My best friend and her boyfriend (who are also vegetarians) invited his mom over for Christmas dinner. They served a vegetable pot pie as the entree and had other little vegetarian side dishes and a vegan apple cake for dessert. The mom declared the dinner, “Very unusual.” But she liked it ok, and learned something about vegetarian cooking. This same lady, hosted a birthday party for her son a few years back and she found a few vegetarian recipes and made a feast for all of us. It was wonderful!

It would be great if @janbb could get the host and the guest to come on here on here to give their views on this whole thing. I bet both of them are nice people and a simple mis-understanding lead to hard feelings.

Hopefully in 2011 all hosts will ask a few simple questions ahead of time (about if there are any special dietary needs) and all guests will ask if they can bring something, pointing out that the dish/food/contribution will be a vegetarian item and the guest will still eat a little something ahead of time and will carry some nuts and snacks in their purse. If the guest arrives and finds that there is nothing for him/her to eat, she/he will be discreet and not make a fuss, but will talk to the host after the party and offer to bring something next time. Then everyone will go out for pineapple pizza. Happy New Year!

gailcalled's avatar

We had two delicious vegetarian dinners at my sister’s this past week.

#1: Lentil soup with vegetables, apricots and cinnamon.
Large salad
Whole grain bread and home-made foccacio.

#2: Mac and cheese make by the 7-year old and his grandfather; whole wheat pasta, home made bread crumbs, grated organic cheeses.

Roasted mashed winter squash from the garden with nothing in it.
Toasted whole wheat bagels, cream cheese, wild Nova Scotia Salmon
Baby roasted Brussel Sprouts from the garden.
Roasted baby potatoes in their skins, from the garden.

A smorgasborg of ice cream, fruit, cookies for desserts.

All other meals consisted of left-overs.

( For the one meat eater – the 82-year old grumpy man who smoked – she picked up two rotisserie chickens from the super market.)

Coloma's avatar

@gailcalled

Well…the 82 year old grumpy man has already WON at the game of longevity…so, smoke away and eat the fried chicken with a smile!
It’s ALL frosting on the cake after 50 IMO! lol

gailcalled's avatar

@Coloma: I wonder.
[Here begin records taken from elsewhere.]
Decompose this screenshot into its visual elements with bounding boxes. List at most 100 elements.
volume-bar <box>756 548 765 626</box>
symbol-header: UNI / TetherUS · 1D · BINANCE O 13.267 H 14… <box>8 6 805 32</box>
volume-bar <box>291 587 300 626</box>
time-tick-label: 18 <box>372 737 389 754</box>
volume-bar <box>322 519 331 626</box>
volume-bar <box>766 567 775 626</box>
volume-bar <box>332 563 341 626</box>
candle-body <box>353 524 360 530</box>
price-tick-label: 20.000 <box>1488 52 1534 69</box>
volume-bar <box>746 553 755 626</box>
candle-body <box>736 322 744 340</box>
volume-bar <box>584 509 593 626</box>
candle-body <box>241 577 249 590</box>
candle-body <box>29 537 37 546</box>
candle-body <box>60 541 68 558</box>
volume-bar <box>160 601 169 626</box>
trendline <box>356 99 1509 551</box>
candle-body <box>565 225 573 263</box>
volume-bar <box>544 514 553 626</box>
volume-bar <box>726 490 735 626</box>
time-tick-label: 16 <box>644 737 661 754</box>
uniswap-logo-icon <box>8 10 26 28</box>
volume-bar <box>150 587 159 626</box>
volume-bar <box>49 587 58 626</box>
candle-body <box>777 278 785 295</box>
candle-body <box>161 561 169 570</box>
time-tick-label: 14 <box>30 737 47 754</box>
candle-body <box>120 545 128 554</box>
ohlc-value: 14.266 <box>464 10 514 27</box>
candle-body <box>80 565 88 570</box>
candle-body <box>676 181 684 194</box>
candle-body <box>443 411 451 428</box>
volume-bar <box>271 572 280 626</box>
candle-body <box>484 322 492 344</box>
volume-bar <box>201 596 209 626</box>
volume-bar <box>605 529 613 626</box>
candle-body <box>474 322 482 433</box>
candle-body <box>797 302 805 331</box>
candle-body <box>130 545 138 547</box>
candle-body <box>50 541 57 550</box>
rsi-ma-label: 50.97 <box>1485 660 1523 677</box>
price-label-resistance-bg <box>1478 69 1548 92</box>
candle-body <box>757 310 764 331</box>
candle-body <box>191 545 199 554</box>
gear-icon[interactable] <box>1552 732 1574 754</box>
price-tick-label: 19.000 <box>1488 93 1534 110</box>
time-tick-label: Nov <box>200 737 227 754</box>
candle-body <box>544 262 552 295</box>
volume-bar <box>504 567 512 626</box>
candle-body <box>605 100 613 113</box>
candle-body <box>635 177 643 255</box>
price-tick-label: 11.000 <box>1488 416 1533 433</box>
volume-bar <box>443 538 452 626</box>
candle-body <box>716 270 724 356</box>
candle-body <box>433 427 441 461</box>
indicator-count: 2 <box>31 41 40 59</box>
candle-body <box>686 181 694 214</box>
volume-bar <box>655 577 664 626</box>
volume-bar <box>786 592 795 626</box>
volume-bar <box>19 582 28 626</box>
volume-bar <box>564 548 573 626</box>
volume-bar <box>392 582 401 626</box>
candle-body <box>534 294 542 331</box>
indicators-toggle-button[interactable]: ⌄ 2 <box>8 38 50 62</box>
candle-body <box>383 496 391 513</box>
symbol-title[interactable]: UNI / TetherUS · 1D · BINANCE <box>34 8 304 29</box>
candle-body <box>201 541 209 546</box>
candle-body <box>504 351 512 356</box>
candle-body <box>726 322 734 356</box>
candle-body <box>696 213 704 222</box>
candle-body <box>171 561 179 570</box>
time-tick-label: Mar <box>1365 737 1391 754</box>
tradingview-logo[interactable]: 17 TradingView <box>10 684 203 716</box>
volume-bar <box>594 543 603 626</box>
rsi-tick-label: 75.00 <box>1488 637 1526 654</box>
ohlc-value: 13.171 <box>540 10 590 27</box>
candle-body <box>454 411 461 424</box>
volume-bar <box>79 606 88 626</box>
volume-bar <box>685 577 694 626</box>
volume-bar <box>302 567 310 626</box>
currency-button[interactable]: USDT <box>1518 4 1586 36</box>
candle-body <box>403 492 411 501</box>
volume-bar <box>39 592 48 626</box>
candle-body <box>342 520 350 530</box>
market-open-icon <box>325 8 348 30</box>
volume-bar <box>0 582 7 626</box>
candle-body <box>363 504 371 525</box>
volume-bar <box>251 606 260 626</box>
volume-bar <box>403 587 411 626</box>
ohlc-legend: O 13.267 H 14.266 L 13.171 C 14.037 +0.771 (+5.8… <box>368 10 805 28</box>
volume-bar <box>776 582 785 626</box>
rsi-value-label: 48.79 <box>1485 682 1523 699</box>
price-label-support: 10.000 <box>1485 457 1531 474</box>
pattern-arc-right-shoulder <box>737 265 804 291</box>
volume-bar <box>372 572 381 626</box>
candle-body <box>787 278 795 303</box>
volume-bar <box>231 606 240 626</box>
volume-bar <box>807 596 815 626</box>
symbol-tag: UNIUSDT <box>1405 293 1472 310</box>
He has all the symptoms of early onset Alzheimers, including a flash point temper, giant ego, helplessness, defensiveness, denial, and confusion.

Additionally, he wears dentures, can’t hear, coughs all the time, was forced to give up driving after two serious accidents last year, got fired finally from his job as a corporate psychologist after falling asleep while treating patients, and has such severe osteoporosis that his chin almost rests on his chest.

Coloma's avatar

@gailcalled

Not to laugh, but..the irony of a psychologist that probably has a personality disorder. haha
Maybe it’s not Alzheimers, maybe it’s late stage narcissism! hahaha

gailcalled's avatar

@ColomaNext year we are not only banning him from the inn but also from entering NY state.